Amy Segerstedt was born in Åmål, Dalsland, in 1835. Her father, Fredrik Segerstedt, was a town- and spa physician in Åmål. She had three siblings: Lovisa (known as Louise), Wilhelmina and a brother named Vitalis.
The Segerstedt couple home-schooled their daughters whilst their son Vitalis was sent to Uppsala cathedral school. Following her father’s death in 1858, Amy Segerstedt’s mother Petronella took her and her youngest sister – known as Helmina – to Uppsala. In the autumn of 1861 the girls began attending the Thengberg school, which offered eight years of schooling, ending with a final year-long female teacher-training programme. Amy Segerstedt only completed the teacher-training programme. She subsequently worked as a governess for just over ten years. In 1874 she gave that up and began working as a teacher at the Klara Linds ementarskola för flickor (elementary school for girls) in Gävle. She remained in post until 1879 when she enrolled on Falu folkskoleseminarium (public school teacher-training programme), from which she graduated in 1880. After working as the director of a newly-established elementary school for girls for a few years in Åmål she, in 1884, became the director of a private school for the deaf, called Tysta skolan, in Stockholm.
At this point Amy Segerstedt was 46 years old. During her time working as a governess she had taught both blind and deaf children but she did not have any specialised teacher-training in the field. Before she took up her post at Tysta skolan she audited classes at schools for the deaf in Denmark and Norway in order to familiarise herself with the “Hill speaking method”. The school board wanted to modernise the teaching methods at Tysta skolan by replacing the use of signing in teaching with spoken Swedish. The teaching curriculum was altered so that it resembled the one used in public-school teaching as far as was possible. One of the new elements introduced was traditional wood-working. Amy Segerstedt carried on working at Tysta skolan until 1894. During this time she was also engaged in the general discussion on schools and she took a particular interest in vocational training for girls. One of her initiatives was a further development course for deaf girls who were inspired by what they had learned in domestic science classes.

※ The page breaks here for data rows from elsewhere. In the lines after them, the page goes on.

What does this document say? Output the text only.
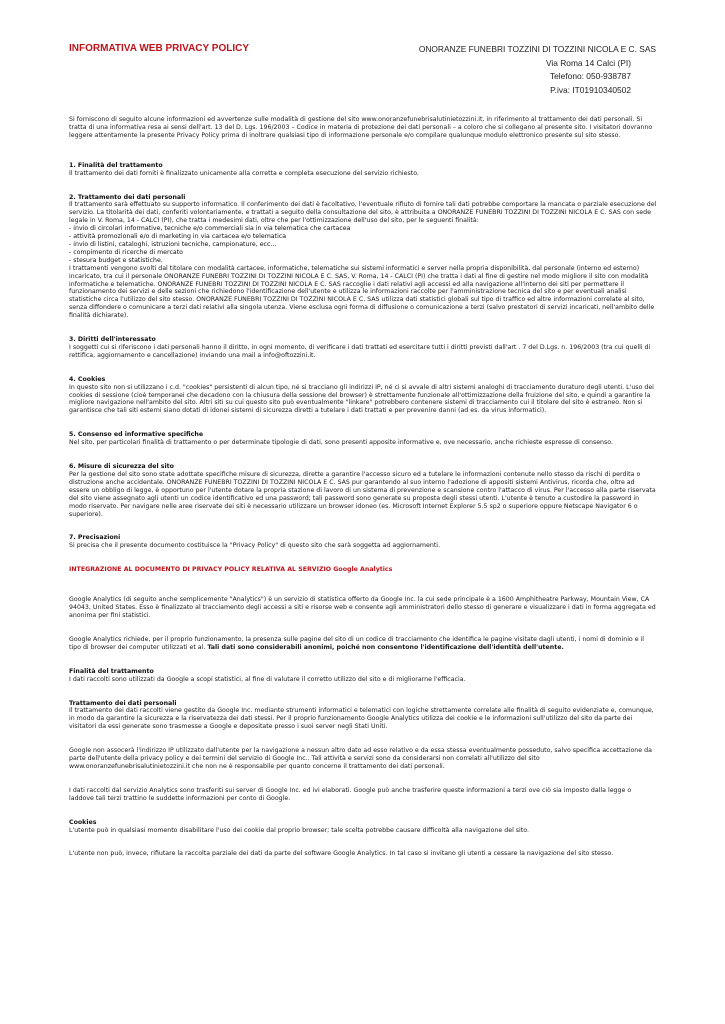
INFORMATIVA WEB PRIVACY POLICY	ONORANZE FUNEBRI TOZZINI DI TOZZINI NICOLA E C. SAS
Via Roma 14 Calci (PI)
Telefono: 050-938787
P.iva: IT01910340502

Si forniscono di seguito alcune informazioni ed avvertenze sulle modalità di gestione del sito www.onoranzefunebrisalutinietozzini.it, in riferimento al trattamento dei dati personali. Si tratta di una informativa resa ai sensi dell'art. 13 del D. Lgs. 196/2003 – Codice in materia di protezione dei dati personali – a coloro che si collegano al presente sito. I visitatori dovranno leggere attentamente la presente Privacy Policy prima di inoltrare qualsiasi tipo di informazione personale e/o compilare qualunque modulo elettronico presente sul sito stesso.

1. Finalità del trattamento

Il trattamento dei dati forniti è finalizzato unicamente alla corretta e completa esecuzione del servizio richiesto.

2. Trattamento dei dati personali

Il trattamento sarà effettuato su supporto informatico. Il conferimento dei dati è facoltativo, l'eventuale rifiuto di fornire tali dati potrebbe comportare la mancata o parziale esecuzione del servizio. La titolarità dei dati, conferiti volontariamente, e trattati a seguito della consultazione del sito, è attribuita a ONORANZE FUNEBRI TOZZINI DI TOZZINI NICOLA E C. SAS con sede legale in V. Roma, 14 - CALCI (PI), che tratta i medesimi dati, oltre che per l'ottimizzazione dell'uso del sito, per le seguenti finalità:

- invio di circolari informative, tecniche e/o commerciali sia in via telematica che cartacea
- attività promozionali e/o di marketing in via cartacea e/o telematica
- invio di listini, cataloghi, istruzioni tecniche, campionature, ecc…
- compimento di ricerche di mercato
- stesura budget e statistiche.

I trattamenti vengono svolti dal titolare con modalità cartacee, informatiche, telematiche sui sistemi informatici e server nella propria disponibilità, dal personale (interno ed esterno) incaricato, tra cui il personale ONORANZE FUNEBRI TOZZINI DI TOZZINI NICOLA E C. SAS, V. Roma, 14 - CALCI (PI) che tratta i dati al fine di gestire nel modo migliore il sito con modalità informatiche e telematiche. ONORANZE FUNEBRI TOZZINI DI TOZZINI NICOLA E C. SAS raccoglie i dati relativi agli accessi ed alla navigazione all'interno dei siti per permettere il funzionamento dei servizi e delle sezioni che richiedono l'identificazione dell'utente e utilizza le informazioni raccolte per l'amministrazione tecnica del sito e per eventuali analisi statistiche circa l'utilizzo del sito stesso. ONORANZE FUNEBRI TOZZINI DI TOZZINI NICOLA E C. SAS utilizza dati statistici globali sul tipo di traffico ed altre informazioni correlate al sito, senza diffondere o comunicare a terzi dati relativi alla singola utenza. Viene esclusa ogni forma di diffusione o comunicazione a terzi (salvo prestatori di servizi incaricati, nell'ambito delle finalità dichiarate).

3. Diritti dell'interessato

I soggetti cui si riferiscono i dati personali hanno il diritto, in ogni momento, di verificare i dati trattati ed esercitare tutti i diritti previsti dall'art . 7 del D.Lgs. n. 196/2003 (tra cui quelli di rettifica, aggiornamento e cancellazione) inviando una mail a info@oftozzini.it.

4. Cookies

In questo sito non si utilizzano i c.d. "cookies" persistenti di alcun tipo, né si tracciano gli indirizzi IP, né ci si avvale di altri sistemi analoghi di tracciamento duraturo degli utenti. L'uso dei cookies di sessione (cioè temporanei che decadono con la chiusura della sessione del browser) è strettamente funzionale all'ottimizzazione della fruizione del sito, e quindi a garantire la migliore navigazione nell'ambito del sito. Altri siti su cui questo sito può eventualmente "linkare" potrebbero contenere sistemi di tracciamento cui il titolare del sito è estraneo. Non si garantisce che tali siti esterni siano dotati di idonei sistemi di sicurezza diretti a tutelare i dati trattati e per prevenire danni (ad es. da virus informatici).

5. Consenso ed informative specifiche

Nel sito, per particolari finalità di trattamento o per determinate tipologie di dati, sono presenti apposite informative e, ove necessario, anche richieste espresse di consenso.

6. Misure di sicurezza del sito

Per la gestione del sito sono state adottate specifiche misure di sicurezza, dirette a garantire l'accesso sicuro ed a tutelare le informazioni contenute nello stesso da rischi di perdita o distruzione anche accidentale. ONORANZE FUNEBRI TOZZINI DI TOZZINI NICOLA E C. SAS pur garantendo al suo interno l'adozione di appositi sistemi Antivirus, ricorda che, oltre ad essere un obbligo di legge, è opportuno per l'utente dotare la propria stazione di lavoro di un sistema di prevenzione e scansione contro l'attacco di virus. Per l'accesso alla parte riservata del sito viene assegnato agli utenti un codice identificativo ed una password; tali password sono generate su proposta degli stessi utenti. L'utente è tenuto a custodire la password in modo riservato. Per navigare nelle aree riservate dei siti è necessario utilizzare un browser idoneo (es. Microsoft Internet Explorer 5.5 sp2 o superiore oppure Netscape Navigator 6 o superiore).

7. Precisazioni

Si precisa che il presente documento costituisce la "Privacy Policy" di questo sito che sarà soggetta ad aggiornamenti.

INTEGRAZIONE AL DOCUMENTO DI PRIVACY POLICY RELATIVA AL SERVIZIO Google Analytics

Google Analytics (di seguito anche semplicemente "Analytics") è un servizio di statistica offerto da Google Inc. la cui sede principale è a 1600 Amphitheatre Parkway, Mountain View, CA 94043, United States. Esso è finalizzato al tracciamento degli accessi a siti e risorse web e consente agli amministratori dello stesso di generare e visualizzare i dati in forma aggregata ed anonima per fini statistici.

Google Analytics richiede, per il proprio funzionamento, la presenza sulle pagine del sito di un codice di tracciamento che identifica le pagine visitate dagli utenti, i nomi di dominio e il tipo di browser dei computer utilizzati et al. Tali dati sono considerabili anonimi, poiché non consentono l'identificazione dell'identità dell'utente.

Finalità del trattamento

I dati raccolti sono utilizzati da Google a scopi statistici, al fine di valutare il corretto utilizzo del sito e di migliorarne l'efficacia.

Trattamento dei dati personali

Il trattamento dei dati raccolti viene gestito da Google Inc. mediante strumenti informatici e telematici con logiche strettamente correlate alle finalità di seguito evidenziate e, comunque, in modo da garantire la sicurezza e la riservatezza dei dati stessi. Per il proprio funzionamento Google Analytics utilizza dei cookie e le informazioni sull'utilizzo del sito da parte dei visitatori da essi generate sono trasmesse a Google e depositate presso i suoi server negli Stati Uniti.

Google non assocerà l'indirizzo IP utilizzato dall'utente per la navigazione a nessun altro dato ad esso relativo e da essa stessa eventualmente posseduto, salvo specifica accettazione da parte dell'utente della privacy policy e dei termini del servizio di Google Inc.. Tali attività e servizi sono da considerarsi non correlati all'utilizzo del sito www.onoranzefunebrisalutinietozzini.it che non ne è responsabile per quanto concerne il trattamento dei dati personali.

I dati raccolti dal servizio Analytics sono trasferiti sui server di Google Inc. ed ivi elaborati. Google può anche trasferire queste informazioni a terzi ove ciò sia imposto dalla legge o laddove tali terzi trattino le suddette informazioni per conto di Google.

Cookies

L'utente può in qualsiasi momento disabilitare l'uso dei cookie dal proprio browser; tale scelta potrebbe causare difficoltà alla navigazione del sito.

L'utente non può, invece, rifiutare la raccolta parziale dei dati da parte del software Google Analytics. In tal caso si invitano gli utenti a cessare la navigazione del sito stesso.
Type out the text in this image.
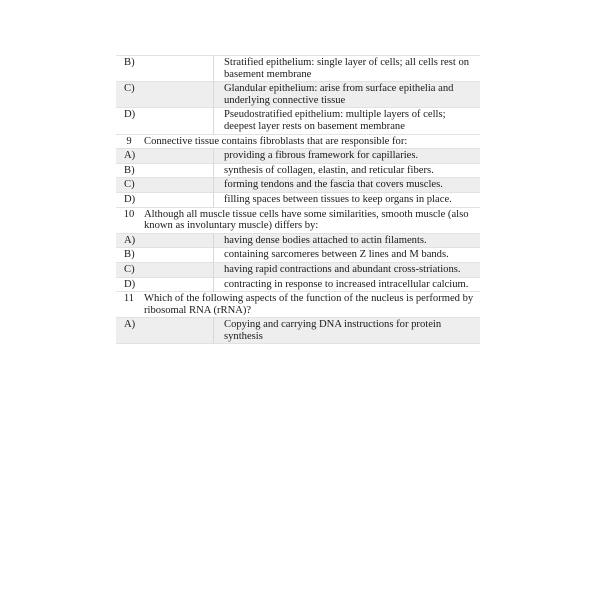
B)		Stratified epithelium: single layer of cells; all cells rest on basement membrane
C)		Glandular epithelium: arise from surface epithelia and underlying connective tissue
D)		Pseudostratified epithelium: multiple layers of cells; deepest layer rests on basement membrane
9	Connective tissue contains fibroblasts that are responsible for:	
A)		providing a fibrous framework for capillaries.
B)		synthesis of collagen, elastin, and reticular fibers.
C)		forming tendons and the fascia that covers muscles.
D)		filling spaces between tissues to keep organs in place.
10	Although all muscle tissue cells have some similarities, smooth muscle (also known as involuntary muscle) differs by:	
A)		having dense bodies attached to actin filaments.
B)		containing sarcomeres between Z lines and M bands.
C)		having rapid contractions and abundant cross-striations.
D)		contracting in response to increased intracellular calcium.
11	Which of the following aspects of the function of the nucleus is performed by ribosomal RNA (rRNA)?	
A)		Copying and carrying DNA instructions for protein synthesis
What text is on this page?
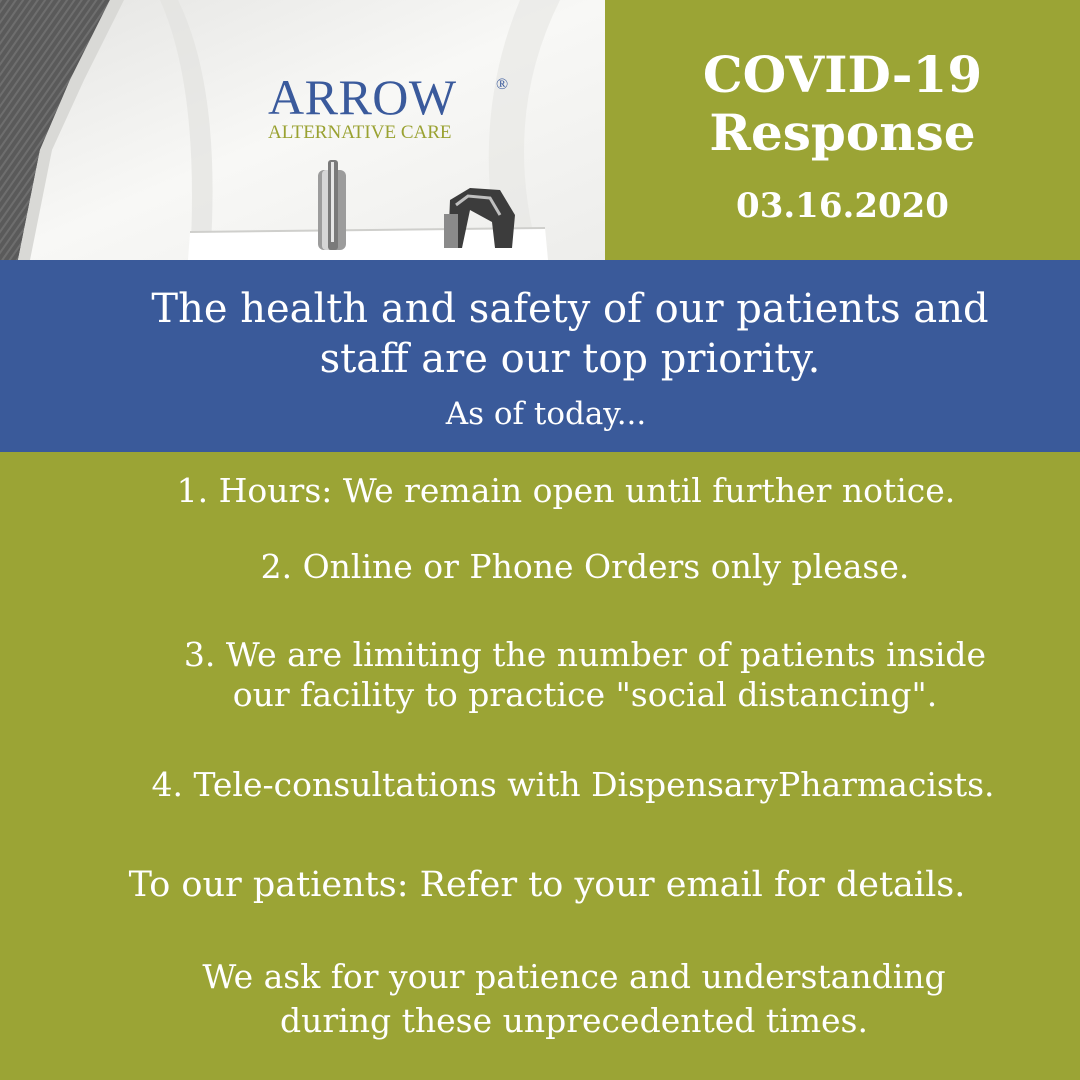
ARROW ®
ALTERNATIVE CARE
COVID-19
Response
03.16.2020
The health and safety of our patients and
staff are our top priority.
As of today...
1. Hours: We remain open until further notice.
2. Online or Phone Orders only please.
3. We are limiting the number of patients inside
our facility to practice "social distancing".
4. Tele-consultations with DispensaryPharmacists.
To our patients: Refer to your email for details.
We ask for your patience and understanding
during these unprecedented times.
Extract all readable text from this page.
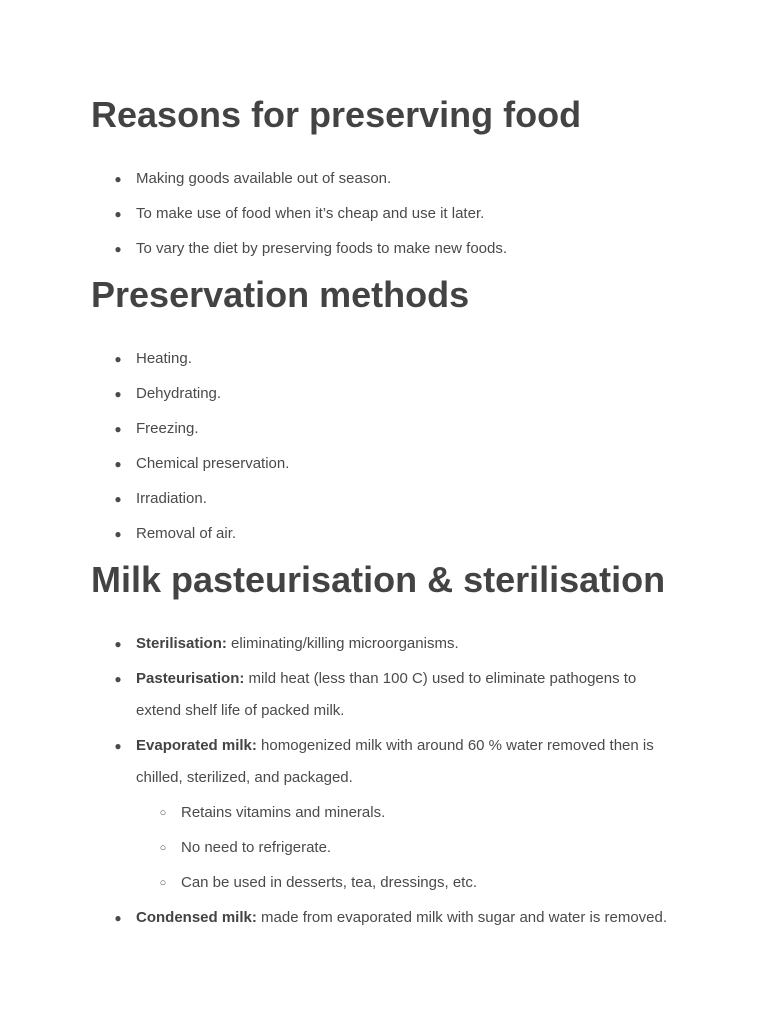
Reasons for preserving food
● Making goods available out of season.
● To make use of food when it’s cheap and use it later.
● To vary the diet by preserving foods to make new foods.
Preservation methods
● Heating.
● Dehydrating.
● Freezing.
● Chemical preservation.
● Irradiation.
● Removal of air.
Milk pasteurisation & sterilisation
● Sterilisation: eliminating/killing microorganisms.
● Pasteurisation: mild heat (less than 100 C) used to eliminate pathogens to extend shelf life of packed milk.
● Evaporated milk: homogenized milk with around 60 % water removed then is chilled, sterilized, and packaged.
○ Retains vitamins and minerals.
○ No need to refrigerate.
○ Can be used in desserts, tea, dressings, etc.
● Condensed milk: made from evaporated milk with sugar and water is removed.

Amy Segerstedt began to take an interest in braille after a deaf student who suffered from retinitis pigmentosa enrolled at the school. The teachers believed that she would eventually go blind. Amy Segerstedt then began to investigate what this student’s options were with regard to gaining an education and what writing methods were available for the blind. She settled on Louis Braille’s system of raised dots which could both be read and written. In the summer of 1885 she and her sister Helmina travelled to Paris to attend a conference for those who taught the deaf. There they sought out Maurice de La Sizeranne, who was a pedagogue, and learned braille from him using a slate and stylus.
Once they had returned to Sweden the sisters began to make braille versions of books whilst also teaching friends and acquaintances the method. In 1891 Föreningen för blindskrift (the braille society) was founded, focused on producing books for the blind using braille and ultimately aimed at founding a lending-library for the blind. The library became a reality on 6 December 1892, comprising 191 volumes in braille, all of which had been produced by members of the society. The library premises were located in a small space behind the Blindas Väl shop on Jakobsgatan in Stockholm. In 1912 De Blindas Förening (DBF) (society for the blind) took over the lending-library, which served as the origins of today’s state-run Myndigheten för tillgängliga medier (MTM) (accessible media authority).
Amy Segerstedt was a member of that library’s board until 1901, at which point she and her sister Helmina moved to Gothenburg. She spent the rest of her life dedicated to public education. She taught both the sighted and the visually-impaired to use braille and ran courses in gardening for visually-impaired people. In 1912 Amy Segerstedt and her sister Helmina moved back to Åmål.
Amy Segerstedt died in 1928. She is buried at the Åmål cemetery beside her eldest sister, Louise Larsson.